One of the initiative’s distinguishing features is its focus on collecting local strains of algae from specific Canadian and American sites. Organisms that are indigenous and therefore acclimatized to an area naturally lend themselves to cultivation there. And this approach mitigates the risk of importing foreign species that might upset the environmental balance if unintentionally released.
“A strategy in this type of research has been to go to already established algal libraries and withdraw species known to be fast growers and good lipid producers with little consideration for where in the world they were isolated,” Dr. O’Leary said. “There hasn’t been enough focus on developing native strains for native deployment.”
In assessing how best to grow algae for biofuel, NRC has joined forces with the U.S. Department of Energy in a collaboration formed under the auspices of the U.S.-Canada Clean Energy Dialogue. It has also teamed up with the U.S. National Renewable Energy Laboratory in Colorado and Sandia National Laboratories in New Mexico.
Other partners include a number of Canadian companies that have recently entered the algal biofuels arena, like Carbon2Algae Solutions, which ultimately plans to operate algae photobioreactors that will capture carbon dioxide from facilities like the oil sands in Alberta and use it to help local algae strains thrive.

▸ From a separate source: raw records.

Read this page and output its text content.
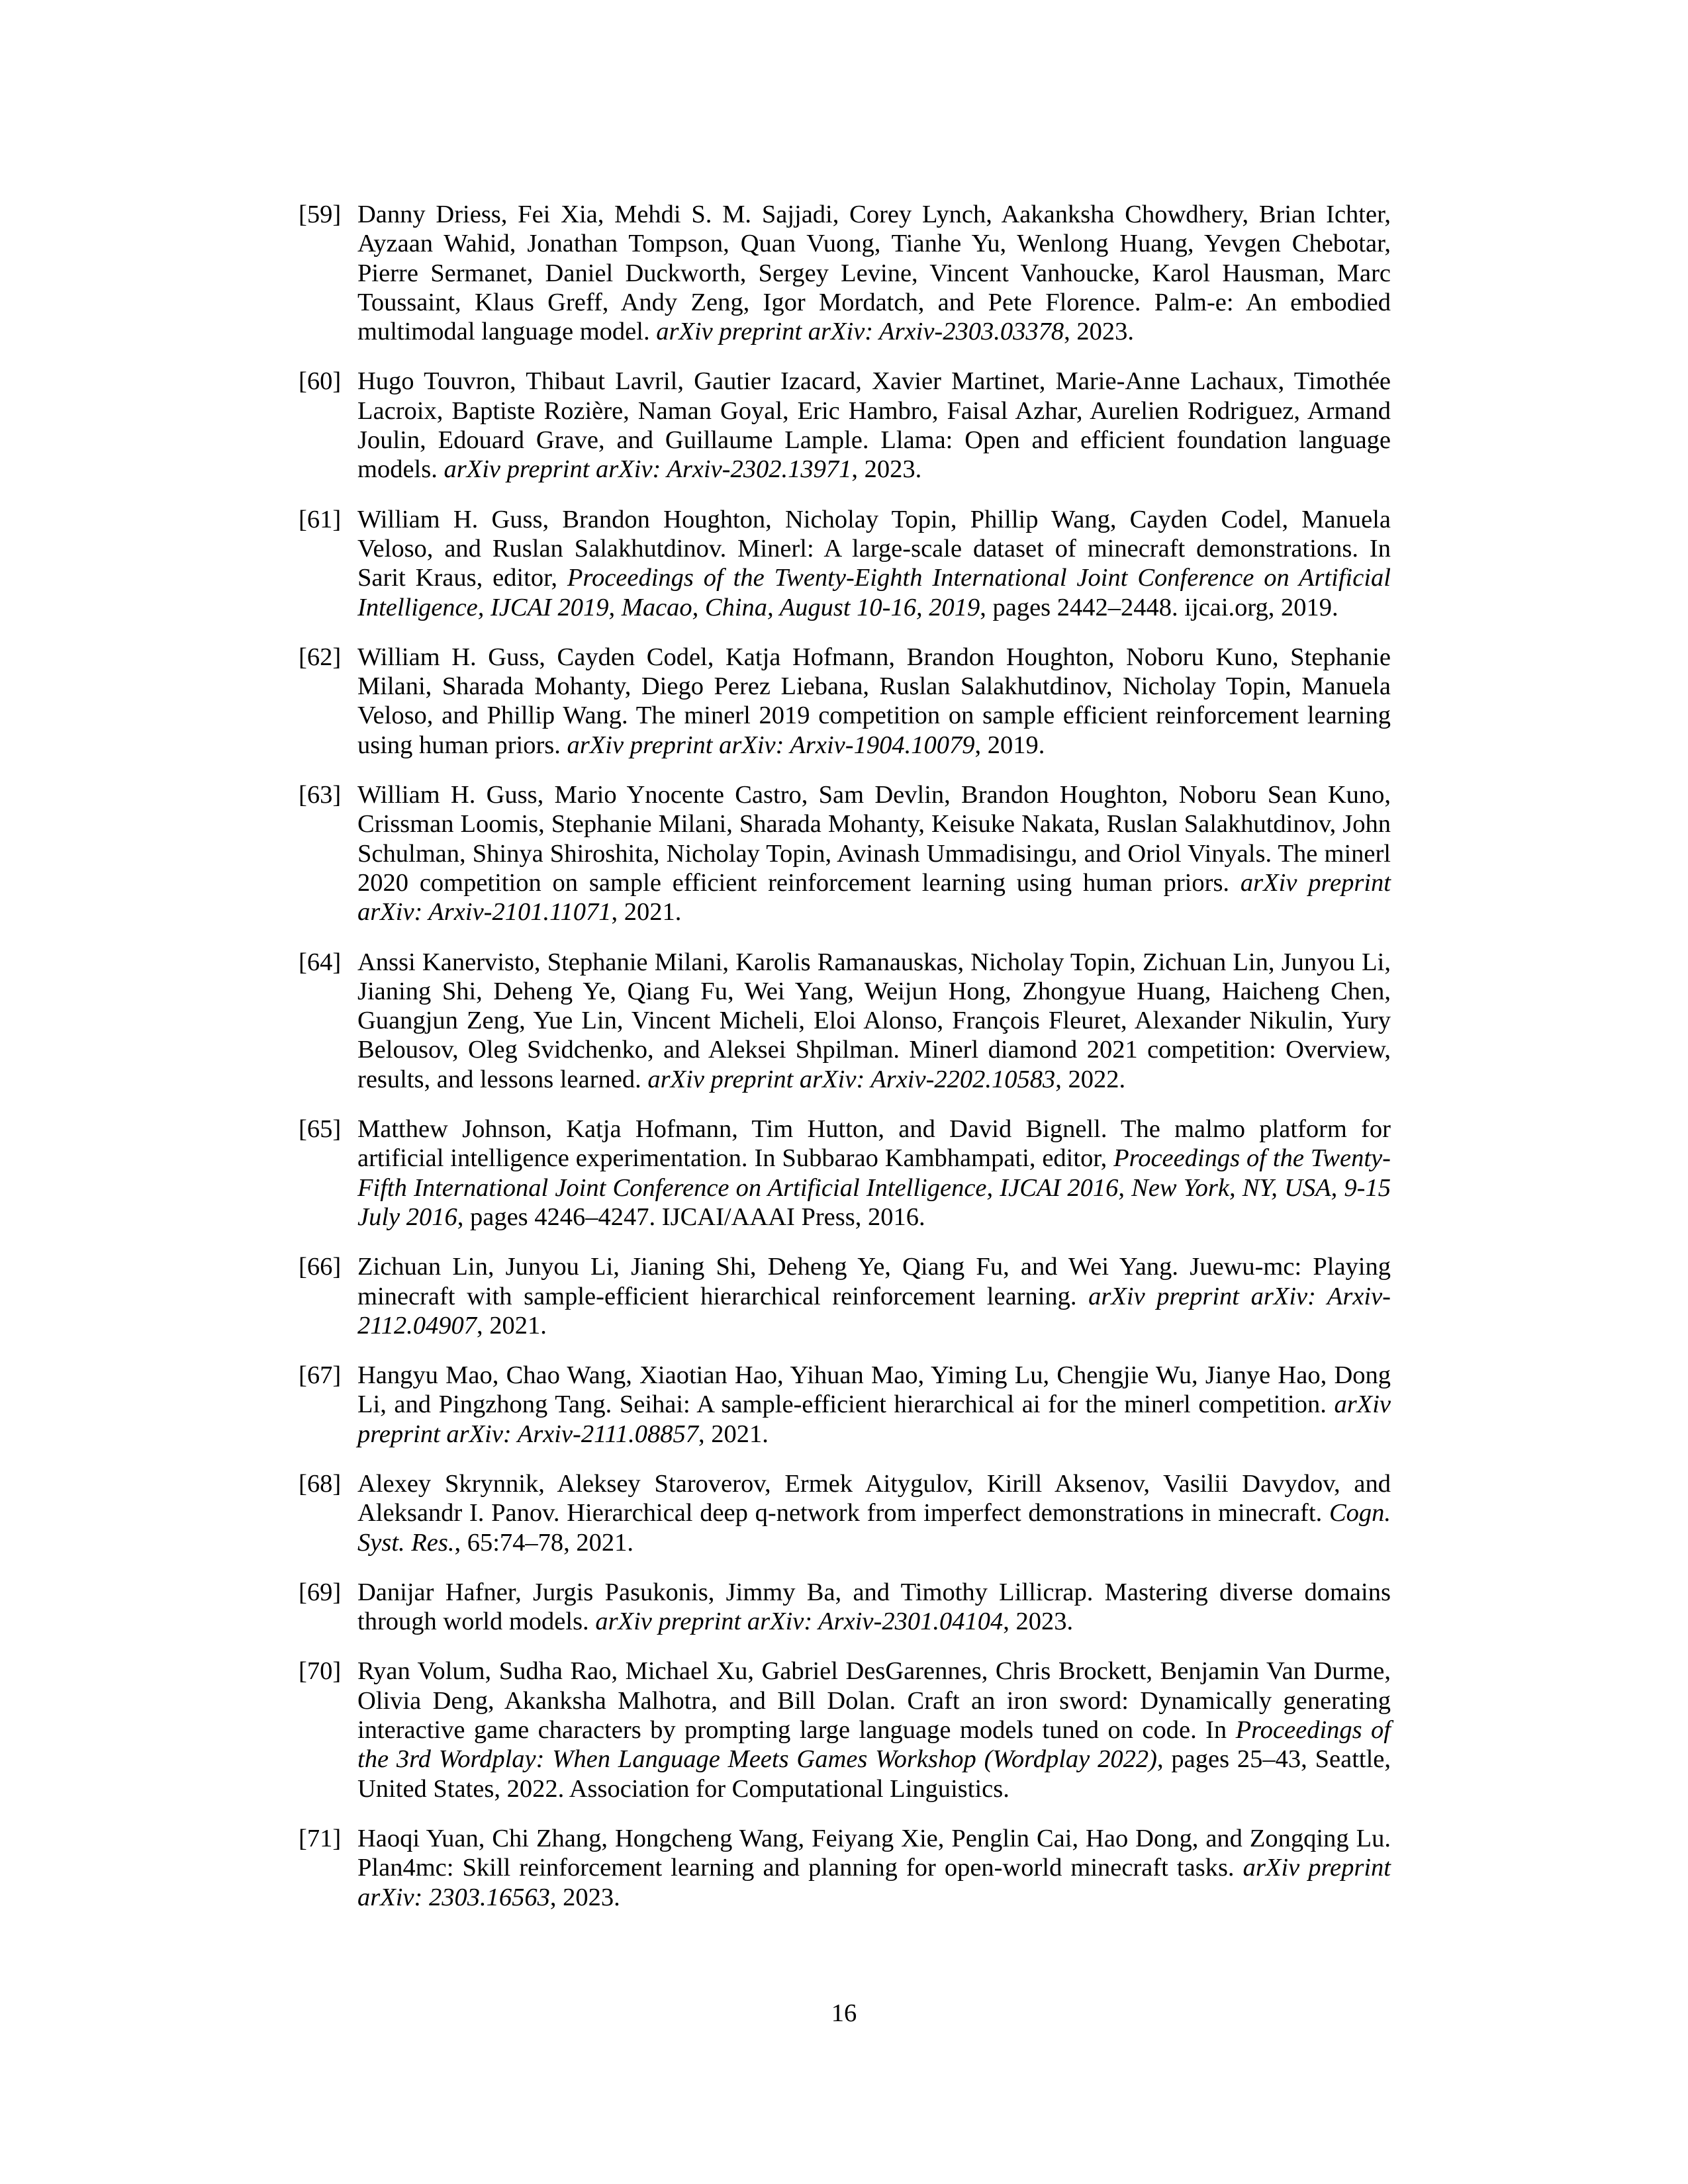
[59] Danny Driess, Fei Xia, Mehdi S. M. Sajjadi, Corey Lynch, Aakanksha Chowdhery, Brian Ichter, Ayzaan Wahid, Jonathan Tompson, Quan Vuong, Tianhe Yu, Wenlong Huang, Yevgen Chebotar, Pierre Sermanet, Daniel Duckworth, Sergey Levine, Vincent Vanhoucke, Karol Hausman, Marc Toussaint, Klaus Greff, Andy Zeng, Igor Mordatch, and Pete Florence. Palm-e: An embodied multimodal language model. arXiv preprint arXiv: Arxiv-2303.03378, 2023.
[60] Hugo Touvron, Thibaut Lavril, Gautier Izacard, Xavier Martinet, Marie-Anne Lachaux, Timothée Lacroix, Baptiste Rozière, Naman Goyal, Eric Hambro, Faisal Azhar, Aurelien Rodriguez, Armand Joulin, Edouard Grave, and Guillaume Lample. Llama: Open and efficient foundation language models. arXiv preprint arXiv: Arxiv-2302.13971, 2023.
[61] William H. Guss, Brandon Houghton, Nicholay Topin, Phillip Wang, Cayden Codel, Manuela Veloso, and Ruslan Salakhutdinov. Minerl: A large-scale dataset of minecraft demonstrations. In Sarit Kraus, editor, Proceedings of the Twenty-Eighth International Joint Conference on Artificial Intelligence, IJCAI 2019, Macao, China, August 10-16, 2019, pages 2442–2448. ijcai.org, 2019.
[62] William H. Guss, Cayden Codel, Katja Hofmann, Brandon Houghton, Noboru Kuno, Stephanie Milani, Sharada Mohanty, Diego Perez Liebana, Ruslan Salakhutdinov, Nicholay Topin, Manuela Veloso, and Phillip Wang. The minerl 2019 competition on sample efficient reinforcement learning using human priors. arXiv preprint arXiv: Arxiv-1904.10079, 2019.
[63] William H. Guss, Mario Ynocente Castro, Sam Devlin, Brandon Houghton, Noboru Sean Kuno, Crissman Loomis, Stephanie Milani, Sharada Mohanty, Keisuke Nakata, Ruslan Salakhutdinov, John Schulman, Shinya Shiroshita, Nicholay Topin, Avinash Ummadisingu, and Oriol Vinyals. The minerl 2020 competition on sample efficient reinforcement learning using human priors. arXiv preprint arXiv: Arxiv-2101.11071, 2021.
[64] Anssi Kanervisto, Stephanie Milani, Karolis Ramanauskas, Nicholay Topin, Zichuan Lin, Junyou Li, Jianing Shi, Deheng Ye, Qiang Fu, Wei Yang, Weijun Hong, Zhongyue Huang, Haicheng Chen, Guangjun Zeng, Yue Lin, Vincent Micheli, Eloi Alonso, François Fleuret, Alexander Nikulin, Yury Belousov, Oleg Svidchenko, and Aleksei Shpilman. Minerl diamond 2021 competition: Overview, results, and lessons learned. arXiv preprint arXiv: Arxiv-2202.10583, 2022.
[65] Matthew Johnson, Katja Hofmann, Tim Hutton, and David Bignell. The malmo platform for artificial intelligence experimentation. In Subbarao Kambhampati, editor, Proceedings of the Twenty-Fifth International Joint Conference on Artificial Intelligence, IJCAI 2016, New York, NY, USA, 9-15 July 2016, pages 4246–4247. IJCAI/AAAI Press, 2016.
[66] Zichuan Lin, Junyou Li, Jianing Shi, Deheng Ye, Qiang Fu, and Wei Yang. Juewu-mc: Playing minecraft with sample-efficient hierarchical reinforcement learning. arXiv preprint arXiv: Arxiv-2112.04907, 2021.
[67] Hangyu Mao, Chao Wang, Xiaotian Hao, Yihuan Mao, Yiming Lu, Chengjie Wu, Jianye Hao, Dong Li, and Pingzhong Tang. Seihai: A sample-efficient hierarchical ai for the minerl competition. arXiv preprint arXiv: Arxiv-2111.08857, 2021.
[68] Alexey Skrynnik, Aleksey Staroverov, Ermek Aitygulov, Kirill Aksenov, Vasilii Davydov, and Aleksandr I. Panov. Hierarchical deep q-network from imperfect demonstrations in minecraft. Cogn. Syst. Res., 65:74–78, 2021.
[69] Danijar Hafner, Jurgis Pasukonis, Jimmy Ba, and Timothy Lillicrap. Mastering diverse domains through world models. arXiv preprint arXiv: Arxiv-2301.04104, 2023.
[70] Ryan Volum, Sudha Rao, Michael Xu, Gabriel DesGarennes, Chris Brockett, Benjamin Van Durme, Olivia Deng, Akanksha Malhotra, and Bill Dolan. Craft an iron sword: Dynamically generating interactive game characters by prompting large language models tuned on code. In Proceedings of the 3rd Wordplay: When Language Meets Games Workshop (Wordplay 2022), pages 25–43, Seattle, United States, 2022. Association for Computational Linguistics.
[71] Haoqi Yuan, Chi Zhang, Hongcheng Wang, Feiyang Xie, Penglin Cai, Hao Dong, and Zongqing Lu. Plan4mc: Skill reinforcement learning and planning for open-world minecraft tasks. arXiv preprint arXiv: 2303.16563, 2023.
16
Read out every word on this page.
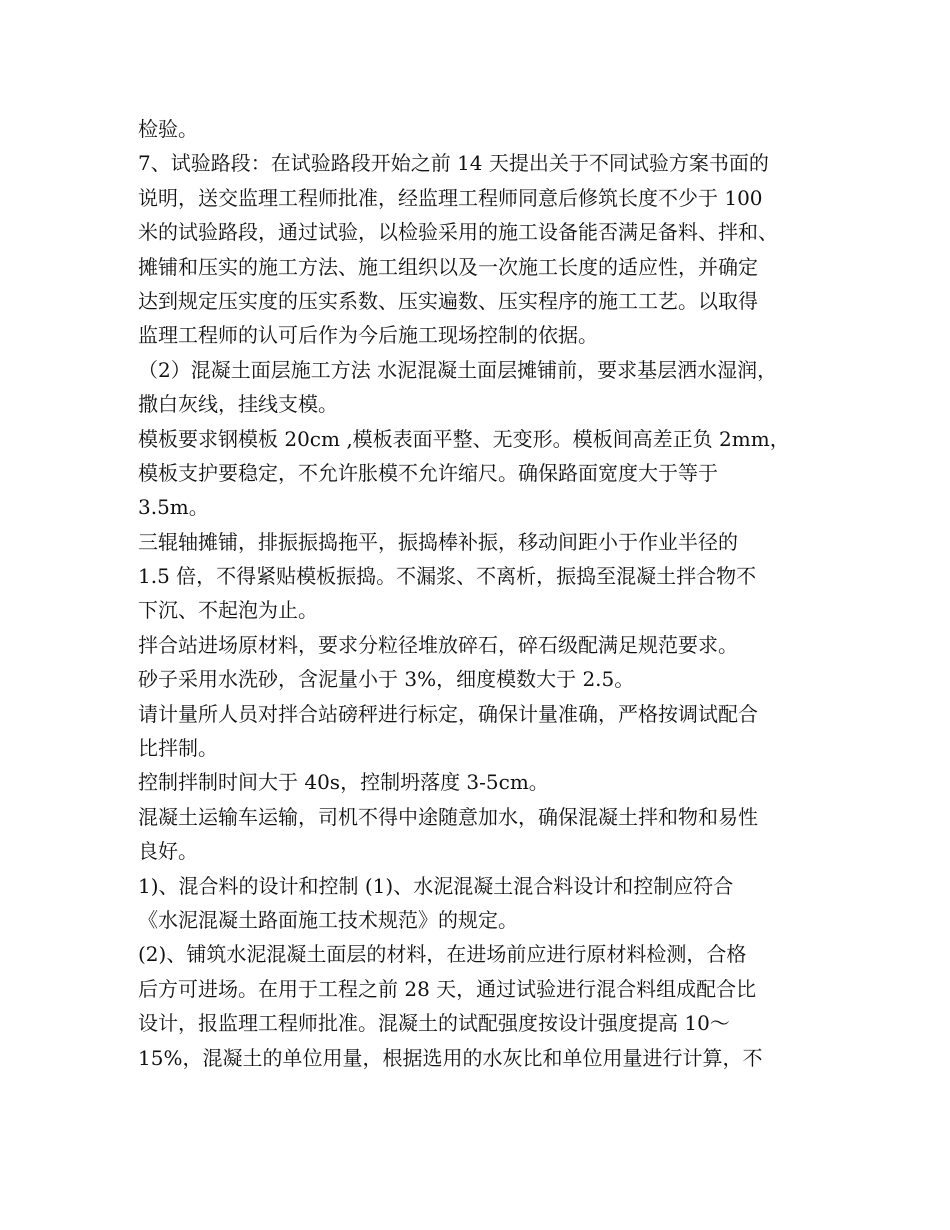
检验。
7、试验路段：在试验路段开始之前 14 天提出关于不同试验方案书面的
说明，送交监理工程师批准，经监理工程师同意后修筑长度不少于 100
米的试验路段，通过试验，以检验采用的施工设备能否满足备料、拌和、
摊铺和压实的施工方法、施工组织以及一次施工长度的适应性，并确定
达到规定压实度的压实系数、压实遍数、压实程序的施工工艺。以取得
监理工程师的认可后作为今后施工现场控制的依据。
（2）混凝土面层施工方法 水泥混凝土面层摊铺前，要求基层洒水湿润，
撒白灰线，挂线支模。
模板要求钢模板 20cm ,模板表面平整、无变形。模板间高差正负 2mm，
模板支护要稳定，不允许胀模不允许缩尺。确保路面宽度大于等于
3.5m。
三辊轴摊铺，排振振捣拖平，振捣棒补振，移动间距小于作业半径的
1.5 倍，不得紧贴模板振捣。不漏浆、不离析，振捣至混凝土拌合物不
下沉、不起泡为止。
拌合站进场原材料，要求分粒径堆放碎石，碎石级配满足规范要求。
砂子采用水洗砂，含泥量小于 3%，细度模数大于 2.5。
请计量所人员对拌合站磅秤进行标定，确保计量准确，严格按调试配合
比拌制。
控制拌制时间大于 40s，控制坍落度 3-5cm。
混凝土运输车运输，司机不得中途随意加水，确保混凝土拌和物和易性
良好。
1)、混合料的设计和控制 (1)、水泥混凝土混合料设计和控制应符合
《水泥混凝土路面施工技术规范》的规定。
(2)、铺筑水泥混凝土面层的材料，在进场前应进行原材料检测，合格
后方可进场。在用于工程之前 28 天，通过试验进行混合料组成配合比
设计，报监理工程师批准。混凝土的试配强度按设计强度提高 10～
15%，混凝土的单位用量，根据选用的水灰比和单位用量进行计算，不
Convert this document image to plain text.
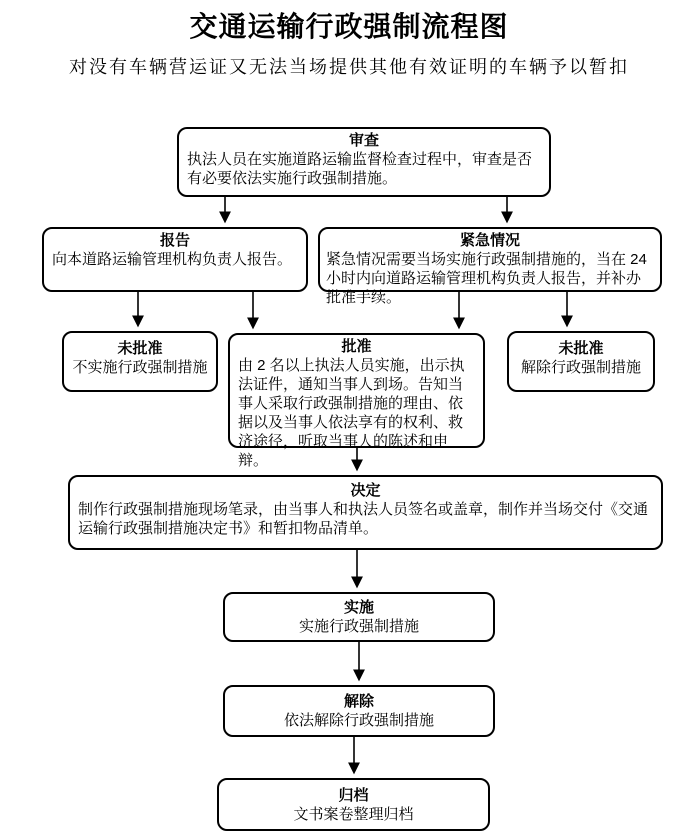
交通运输行政强制流程图
对没有车辆营运证又无法当场提供其他有效证明的车辆予以暂扣
审查
执法人员在实施道路运输监督检查过程中，审查是否有必要依法实施行政强制措施。
报告
向本道路运输管理机构负责人报告。
紧急情况
紧急情况需要当场实施行政强制措施的，当在 24 小时内向道路运输管理机构负责人报告，并补办批准手续。
未批准
不实施行政强制措施
批准
由 2 名以上执法人员实施，出示执法证件，通知当事人到场。告知当事人采取行政强制措施的理由、依据以及当事人依法享有的权利、救济途径，听取当事人的陈述和申辩。
未批准
解除行政强制措施
决定
制作行政强制措施现场笔录，由当事人和执法人员签名或盖章，制作并当场交付《交通运输行政强制措施决定书》和暂扣物品清单。
实施
实施行政强制措施
解除
依法解除行政强制措施
归档
文书案卷整理归档
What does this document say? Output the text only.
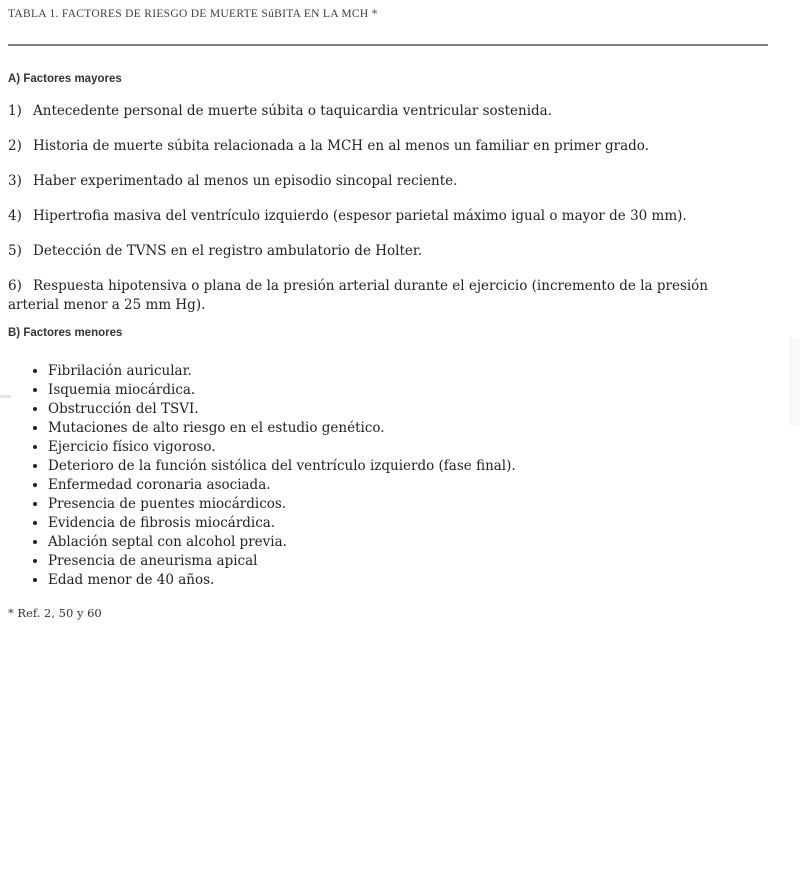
TABLA 1. FACTORES DE RIESGO DE MUERTE SúBITA EN LA MCH *

A) Factores mayores

1) Antecedente personal de muerte súbita o taquicardia ventricular sostenida.
2) Historia de muerte súbita relacionada a la MCH en al menos un familiar en primer grado.
3) Haber experimentado al menos un episodio sincopal reciente.
4) Hipertrofia masiva del ventrículo izquierdo (espesor parietal máximo igual o mayor de 30 mm).
5) Detección de TVNS en el registro ambulatorio de Holter.
6) Respuesta hipotensiva o plana de la presión arterial durante el ejercicio (incremento de la presión arterial menor a 25 mm Hg).

B) Factores menores

• Fibrilación auricular.
• Isquemia miocárdica.
• Obstrucción del TSVI.
• Mutaciones de alto riesgo en el estudio genético.
• Ejercicio físico vigoroso.
• Deterioro de la función sistólica del ventrículo izquierdo (fase final).
• Enfermedad coronaria asociada.
• Presencia de puentes miocárdicos.
• Evidencia de fibrosis miocárdica.
• Ablación septal con alcohol previa.
• Presencia de aneurisma apical
• Edad menor de 40 años.

* Ref. 2, 50 y 60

At the biosciences institute, more than 100 species of algae have been collected and studied; about 40 of these have been brought into cultivation.
Dr. O’Leary estimates that commercialization — producing large volumes of fuel from algae to feed into Canada’s network of distribution pipelines — is at least a decade away. But locating an algal cultivation facility at a source of industrial carbon dioxide, to produce biomass for local use, could be commercially viable within five years, he says.
As for Canada’s advantage in this technological race, Mr. Whittaker says the ideal algae strain would be one that consumes a cheap feedstock, produces high levels of oil and is robust. Algae will grow even in the most uninviting of environments, and the harsh Canadian climate produces rugged plants.
“The thing that would suggest that Canada is at a disadvantage,” Mr. Whittaker said, “is actually the advantage that allows all this to happen.”
Or, as Dr. O’Leary put it: “If it’ll work here, it’ll work anywhere.”